Rien de tel, pour stimuler et aérer l'esprit, que les récentes chroniques de Hans Magnus Enzensberger, brillamment traduites sous le titre de Feuilletage. Depuis quarante ans, par la poésie et l'essai, le roman et la comédie, et par une activité d'éditeur éclectique, l'auteur, grand admirateur de Diderot, s'affirme comme un des témoins majeurs de ce temps. Dans ces nouveaux textes, sa pensée subtilement déroutante n'a rien perdu de son acuité. Jusque dans les réalités les plus banales, elle interpelle et modifie les éclairages.

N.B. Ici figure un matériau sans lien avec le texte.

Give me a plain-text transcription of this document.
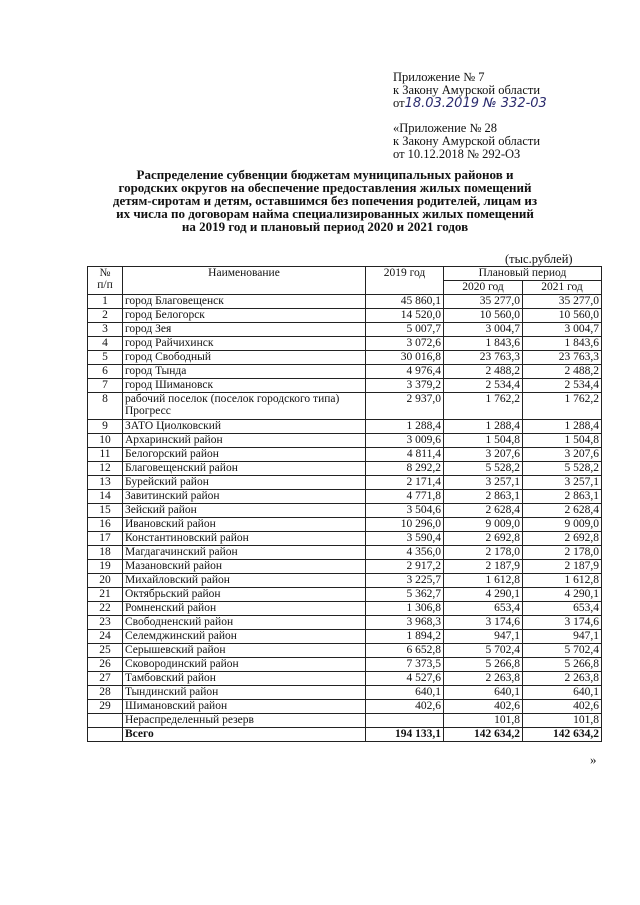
Приложение № 7
к Закону Амурской области
от18.03.2019 № 332-03
«Приложение № 28
к Закону Амурской области
от 10.12.2018 № 292-ОЗ
Распределение субвенции бюджетам муниципальных районов и
городских округов на обеспечение предоставления жилых помещений
детям-сиротам и детям, оставшимся без попечения родителей, лицам из
их числа по договорам найма специализированных жилых помещений
на 2019 год и плановый период 2020 и 2021 годов
(тыс.рублей)
№
п/п	Наименование	2019 год	Плановый период	
			2020 год	2021 год
1	город Благовещенск	45 860,1	35 277,0	35 277,0
2	город Белогорск	14 520,0	10 560,0	10 560,0
3	город Зея	5 007,7	3 004,7	3 004,7
4	город Райчихинск	3 072,6	1 843,6	1 843,6
5	город Свободный	30 016,8	23 763,3	23 763,3
6	город Тында	4 976,4	2 488,2	2 488,2
7	город Шимановск	3 379,2	2 534,4	2 534,4
8	рабочий поселок (поселок городского типа) Прогресс	2 937,0	1 762,2	1 762,2
9	ЗАТО Циолковский	1 288,4	1 288,4	1 288,4
10	Архаринский район	3 009,6	1 504,8	1 504,8
11	Белогорский район	4 811,4	3 207,6	3 207,6
12	Благовещенский район	8 292,2	5 528,2	5 528,2
13	Бурейский район	2 171,4	3 257,1	3 257,1
14	Завитинский район	4 771,8	2 863,1	2 863,1
15	Зейский район	3 504,6	2 628,4	2 628,4
16	Ивановский район	10 296,0	9 009,0	9 009,0
17	Константиновский район	3 590,4	2 692,8	2 692,8
18	Магдагачинский район	4 356,0	2 178,0	2 178,0
19	Мазановский район	2 917,2	2 187,9	2 187,9
20	Михайловский район	3 225,7	1 612,8	1 612,8
21	Октябрьский район	5 362,7	4 290,1	4 290,1
22	Ромненский район	1 306,8	653,4	653,4
23	Свободненский район	3 968,3	3 174,6	3 174,6
24	Селемджинский район	1 894,2	947,1	947,1
25	Серышевский район	6 652,8	5 702,4	5 702,4
26	Сковородинский район	7 373,5	5 266,8	5 266,8
27	Тамбовский район	4 527,6	2 263,8	2 263,8
28	Тындинский район	640,1	640,1	640,1
29	Шимановский район	402,6	402,6	402,6
	Нераспределенный резерв		101,8	101,8
	Всего	194 133,1	142 634,2	142 634,2
»
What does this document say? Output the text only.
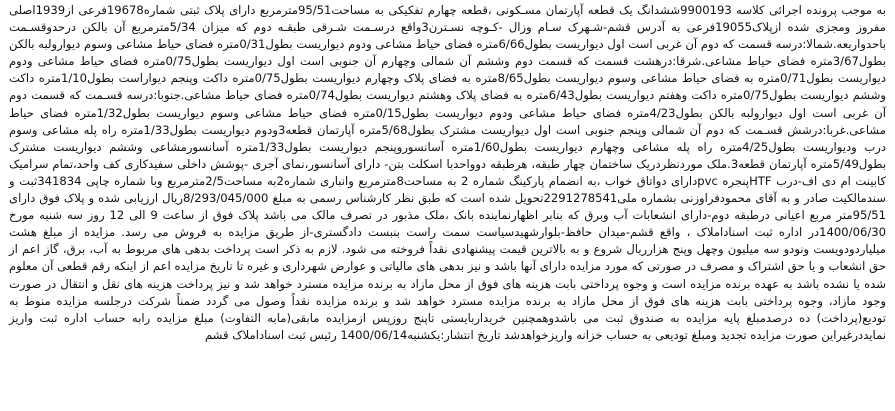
به موجب پرونده اجرائی کلاسه 9900193ششدانگ یک قطعه آپارتمان مسـکونی ،قطعه چهارم تفکیکی به مساحت95/51مترمربع دارای پلاک ثبتی شماره19678فرعی از1939اصلی مفروز ومجزی شده ازپلاک19055فرعی به آدرس قشم-شـهرک سـام وزال -کـوچه نسـترن3واقع درسـمت شـرقی طبقـه دوم که میزان 5/34مترمربع آن بالکن درحدوقسـمت باحدواربعه.شمالا:درسه قسمت که دوم آن غربی است اول دیواریست بطول6/66متره فضای حیاط مشاعی ودوم دیواریست بطول0/31متره فضای حیاط مشاعی وسوم دیوارولبه بالکن بطول3/67متره فضای حیاط مشاعی.شرقا:درهشت قسمت که قسمت دوم وششم آن شمالی وچهارم آن جنوبی است اول دیواریست بطول0/75متره فضای حیاط مشاعی ودوم دیواریست بطول0/71متره به فضای حیاط مشاعی وسوم دیواریست بطول8/65متره به فضای پلاک وچهارم دیواریست بطول0/75متره داکت وپنجم دیواراست بطول1/10متره داکت وششم دیواریست بطول0/75متره داکت وهفتم دیواریست بطول6/43متره به فضای پلاک وهشتم دیواریست بطول0/74متره فضای حیاط مشاعی.جنوبا:درسه قسـمت که قسمت دوم آن غربی است اول دیوارولبه بالکن بطول4/23متره فضای حیاط مشاعی ودوم دیواریست بطول0/15متره فضای حیاط مشاعی وسوم دیواریست بطول1/32متره فضای حیاط مشاعی.غربا:درشش قسـمت که دوم آن شمالی وپنجم جنوبی است اول دیواریست مشترک بطول5/68متره آپارتمان قطعه3ودوم دیواریست بطول1/33متره راه پله مشاعی وسوم درب ودیواریست بطول4/25متره راه پله مشاعی وچهارم دیواریست بطول1/60متره آسانسوروپنجم دیواریست بطول1/33متره آسانسورمشاعی وششم دیواریست مشترک بطول5/49متره آپارتمان قطعه3.ملک موردنظردریک ساختمان چهار طبقه، هرطبقه دوواحدبا اسکلت بتن- دارای آسانسور،نمای آجری -پوشش داخلی سفیدکاری کف واحد،تمام سرامیک کابینت ام دی اف-درب HTFپنجره pvcدارای دواتاق خواب ،به انضمام پارکینگ شماره 2 به مساحت8مترمربع وانباری شماره2به مساحت2/5مترمربع وبا شماره چاپی 341834ثبت و سندمالکیت صادر و به آقای محمودفراوزنی بشماره ملی2291278541تحویل شده است که طبق نظر کارشناس رسمی به مبلغ 8/293/045/000ریال ارزیابی شده و پلاک فوق دارای 95/51متر مربع اعیانی درطبقه دوم-دارای انشعابات آب وبرق که بنابر اظهارنماینده بانک ،ملک مذبور در تصرف مالک می باشد پلاک فوق از ساعت 9 الی 12 روز سه شنبه مورخ 1400/06/30در اداره ثبت اسناداملاک ، واقع قشم-میدان حافظ-بلوارشهیدسیاست سمت راست بنبست دادگستری-از طریق مزایده به فروش می رسد. مزایده از مبلغ هشت میلیاردودویست ونودو سه میلیون وچهل وپنج هزارریال شروع و به بالاترین قیمت پیشنهادی نقداً فروخته می شود. لازم به ذکر است پرداخت بدهی های مربوط به آب، برق، گاز اعم از حق انشعاب و یا حق اشتراک و مصرف در صورتی که مورد مزایده دارای آنها باشد و نیز بدهی های مالیاتی و عوارض شهرداری و غیره تا تاریخ مزایده اعم از اینکه رقم قطعی آن معلوم شده یا نشده باشد به عهده برنده مزایده است و وجوه پرداختی بابت هزینه های فوق از محل مازاد به برنده مزایده مسترد خواهد شد و نیز پرداخت هزینه های نقل و انتقال در صورت وجود مازاد، وجوه پرداختی بابت هزینه های فوق از محل مازاد به برنده مزایده مسترد خواهد شد و برنده مزایده نقداً وصول می گردد ضمناً شرکت درجلسه مزایده منوط به تودیع(پرداخت) ده درصدمبلغ پایه مزایده به صندوق ثبت می باشدوهمچنین خریداربایستی تاپنج روزپس ازمزایده مابقی(مابه التفاوت) مبلغ مزایده رابه حساب اداره ثبت واریز نمایددرغیراین صورت مزایده تجدید ومبلغ تودیعی به حساب خزانه واریزخواهدشد تاریخ انتشار:یکشنبه1400/06/14 رئیس ثبت اسناداملاک قشم
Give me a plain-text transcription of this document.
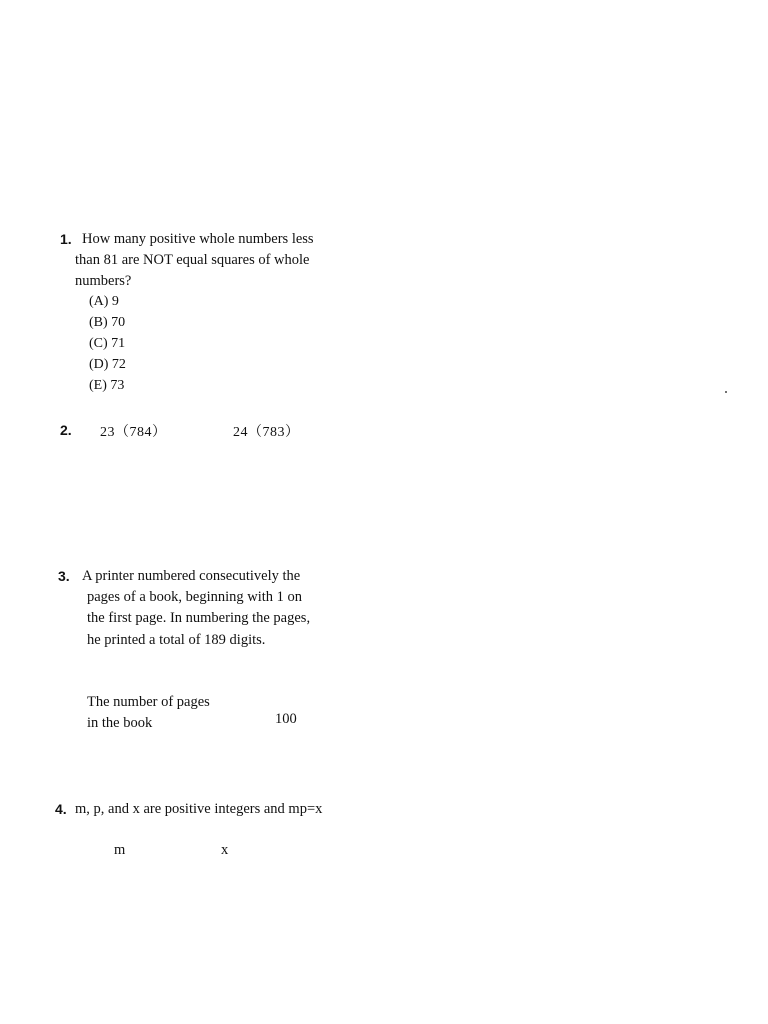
1. How many positive whole numbers less
than 81 are NOT equal squares of whole
numbers?
(A) 9
(B) 70
(C) 71
(D) 72
(E) 73
2. 23（784）	24（783）
3. A printer numbered consecutively the
pages of a book, beginning with 1 on
the first page. In numbering the pages,
he printed a total of 189 digits.
The number of pages
in the book	100
4. m, p, and x are positive integers and mp=x
m	x
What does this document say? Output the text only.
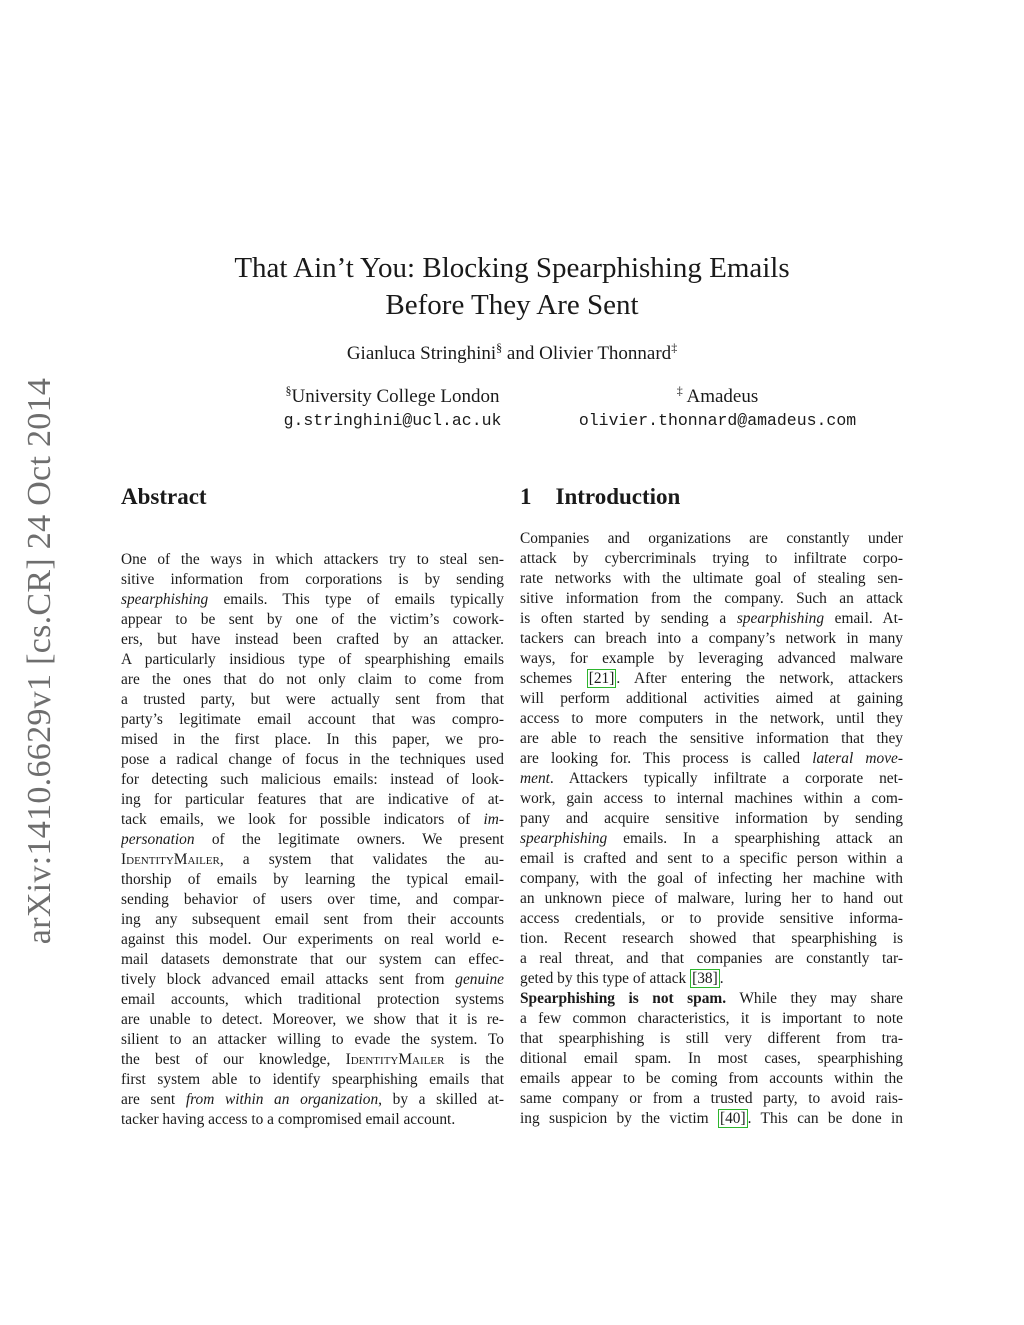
arXiv:1410.6629v1 [cs.CR] 24 Oct 2014
That Ain’t You: Blocking Spearphishing Emails
Before They Are Sent
Gianluca Stringhini§ and Olivier Thonnard‡
§University College London
g.stringhini@ucl.ac.uk
‡ Amadeus
olivier.thonnard@amadeus.com
Abstract	1 Introduction
One of the ways in which attackers try to steal sen-
sitive information from corporations is by sending
spearphishing emails. This type of emails typically
appear to be sent by one of the victim’s cowork-
ers, but have instead been crafted by an attacker.
A particularly insidious type of spearphishing emails
are the ones that do not only claim to come from
a trusted party, but were actually sent from that
party’s legitimate email account that was compro-
mised in the first place. In this paper, we pro-
pose a radical change of focus in the techniques used
for detecting such malicious emails: instead of look-
ing for particular features that are indicative of at-
tack emails, we look for possible indicators of im-
personation of the legitimate owners. We present
IdentityMailer, a system that validates the au-
thorship of emails by learning the typical email-
sending behavior of users over time, and compar-
ing any subsequent email sent from their accounts
against this model. Our experiments on real world e-
mail datasets demonstrate that our system can effec-
tively block advanced email attacks sent from genuine
email accounts, which traditional protection systems
are unable to detect. Moreover, we show that it is re-
silient to an attacker willing to evade the system. To
the best of our knowledge, IdentityMailer is the
first system able to identify spearphishing emails that
are sent from within an organization, by a skilled at-
tacker having access to a compromised email account.
Companies and organizations are constantly under
attack by cybercriminals trying to infiltrate corpo-
rate networks with the ultimate goal of stealing sen-
sitive information from the company. Such an attack
is often started by sending a spearphishing email. At-
tackers can breach into a company’s network in many
ways, for example by leveraging advanced malware
schemes [21] . After entering the network, attackers
will perform additional activities aimed at gaining
access to more computers in the network, until they
are able to reach the sensitive information that they
are looking for. This process is called lateral move-
ment. Attackers typically infiltrate a corporate net-
work, gain access to internal machines within a com-
pany and acquire sensitive information by sending
spearphishing emails. In a spearphishing attack an
email is crafted and sent to a specific person within a
company, with the goal of infecting her machine with
an unknown piece of malware, luring her to hand out
access credentials, or to provide sensitive informa-
tion. Recent research showed that spearphishing is
a real threat, and that companies are constantly tar-
geted by this type of attack [38] .
Spearphishing is not spam. While they may share
a few common characteristics, it is important to note
that spearphishing is still very different from tra-
ditional email spam. In most cases, spearphishing
emails appear to be coming from accounts within the
same company or from a trusted party, to avoid rais-
ing suspicion by the victim [40] . This can be done in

Les perspectives changent, amènent à voir autrement: sur le rapport au temps et son fascinant «feuilletage», par exemple, sur la fuite en avant vers un progrès que ses zélateurs envisagent avec un optimisme aveugle, et l'anachronisme peut-être non moins productif et plus salutaire dans lequel vivent la plupart, parce que largués par les fulgurantes avancées de la technique. Incroyable, tout ce que, faute de distance, on ne réalise pas. Dans l'évolution des mœurs, la contradiction des modes, du gaspillage et de la misère qui à chaque instant tombent sous le regard. Dans le comportement des politiques et le rapetissement de leurs statures, dans le passéisme de certaines attitudes ou visées. Dans le développement des Etats et de la démocratie, le nouvel internationalisme, la maîtrise des processus sociaux et la mise en œuvre de l'utopie européenne.

La réflexion porte aussi sur la pléthore des manifestations culturelles, le statut des intellectuels, le rôle des poètes. Insolente parfois mais jamais superficielle, elle embrasse un horizon vaste. C'est dans une écriture vive et limpide, un captivant appel à la lucidité et à la présence au monde.

Hans Magnus Enzensberger, Feuilletage, Trad. de Bernard Lortholary, Gallimard, coll. L'Infini, 211 p.